Henry Mayo on his way to becoming the first New Zealand shearing championships winner from overseas in 28 years. Photo / Doug Laing SSNZ
A late change of plans to fly home in mid-March was just the ticket for Dorset farmer's son Henry Mayo on Friday as he became the first overseas shearer in 28 years to win a New Zealand Shears title in Te Kuiti.
Based for the summer at Pleasant Point in the South Island, the 20-year-old would have been 20,000kms away helping with the family on Manor Farm, Hermitage, in England, but for winning travel and accommodation in Te Kuiti in a Canterbury/Marlborough Development Circuit final at Sefton on March 10.
He wasted no time changing the flights, and it all paid-off on Friday when, again wasting no time, he scored his 10th win in 13 finals this season, with a margin of almost one-and-a-half points from runner-up and Northern Hawke's Bay teenager Atawhai Hadfield, who had won ten finals during the season in the North Island.
Mayo was the first shearer from overseas to win a Te Kuiti title since Andrew Devereall, also of England, but now long-time New Zealand-based and living in Tauranga, won the New Zealand Shears senior final in 1991.
It came at a time when most of the annual flight of young UK shearers to New Zealand had already headed home to the lambing beats more than a month ago.
While new to the sheep of the North Island, it took Mayo just 8min 15.7sec for the five second-shear sheep, almost 50 seconds quicker than next-man-off and fellow Canterbury Marlborough circuit representative Ben Forrester, of Leithfield.
Fourth to finish, Hadfield closed the gap with the best quality points but it wasn't enough to take the major prize."
It completed a second season in New Zealand for Mayo, his wins this season dating back to the Waimate Spring Shears in the second weekend of October.
He had his first win downunder the previous January.
"This is definitely a bonus," he said as he prepared to celebrate the last few days in New Zealand in the family environment of the New Zealand Shears.
With dues to employer and open-class shearer Ant Frew, of Pleasant Point, and New Zealand-based Scotsman and former world champion Tom Wilson and crew from Elite Shearer Training, he flies home today to start work again with brother Charlie and parents Anthony and Charlotte.

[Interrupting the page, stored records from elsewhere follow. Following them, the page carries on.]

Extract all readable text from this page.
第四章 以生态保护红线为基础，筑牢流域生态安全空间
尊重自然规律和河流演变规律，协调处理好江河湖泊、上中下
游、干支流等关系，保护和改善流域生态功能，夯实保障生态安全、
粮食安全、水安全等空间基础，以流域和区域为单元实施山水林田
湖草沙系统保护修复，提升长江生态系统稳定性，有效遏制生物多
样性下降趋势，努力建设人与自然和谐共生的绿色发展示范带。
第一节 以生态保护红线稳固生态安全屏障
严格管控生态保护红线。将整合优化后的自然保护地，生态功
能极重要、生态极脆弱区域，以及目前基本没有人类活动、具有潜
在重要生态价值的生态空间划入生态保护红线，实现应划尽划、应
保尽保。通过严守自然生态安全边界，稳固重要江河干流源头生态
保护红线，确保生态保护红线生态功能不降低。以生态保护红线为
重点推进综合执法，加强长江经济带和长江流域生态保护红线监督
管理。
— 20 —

The second day of the championships also provided another thrill in the short career of 18-year-old former Hastings Boyd High School pupil Jesse McIntyre.
He won the novice shearing final, four weeks after his first triumph on the shearing board, in a pairing from the Pukemiro Station farm training course which won a students challenge at the Golden Shears in Masterton on February 28.
On Thursday, 2017-2018 Golden Shears and New Zealand Shears junior woolhandling champion Ngaira Puha, of Kimbolton, culminated her domination of the next grade up by winning Te Kuiti's senior final, while Vinnie Phillips, of Taumarunui, won the junior title, a first winning ribbon in five finals since starting to figure in competition at the end of January.
Results from the Zealand Shears shearing and woolhandling championships at Te Kuiti on Thursday-Saturday, March 26-28, 2019:
Shearing:
Open final (20 sheep): Rowland Smith (Maraekakaho) 16min 8.55sec, 54.678pts, 1; Cam Ferguson (Waipawa) 16min 30.58sec, 56.329pts, 2; David Buick (Pongaroa) 3; 15min 53.5sec, 56.525pts, 3; Nathan Stratford (Invercargill) 16min 55.44sec, 56.822pts, 4; Gavin Mutch (Scotland/Whangamomona) 15min 48.94sec, 56.997pts, 5; John Kirkpatrick (Napier/Pakipaki) 16min 37.33sec, 57.567pts, 6.
Interisland shearing and woolhandling: North Island (shearers Rowland Smith, John Kirkpatrick, David Buick; woolhandlers Sheree Alabaster, Keryn Herbert, Eramiha Neho) 205.5pts beat South Island (shearers Leon Samuels, Nathan Stratford, Casey Bailey; woolhandlers Pagan Karauria, Monica Potae, Joel Henare) 221.5pts.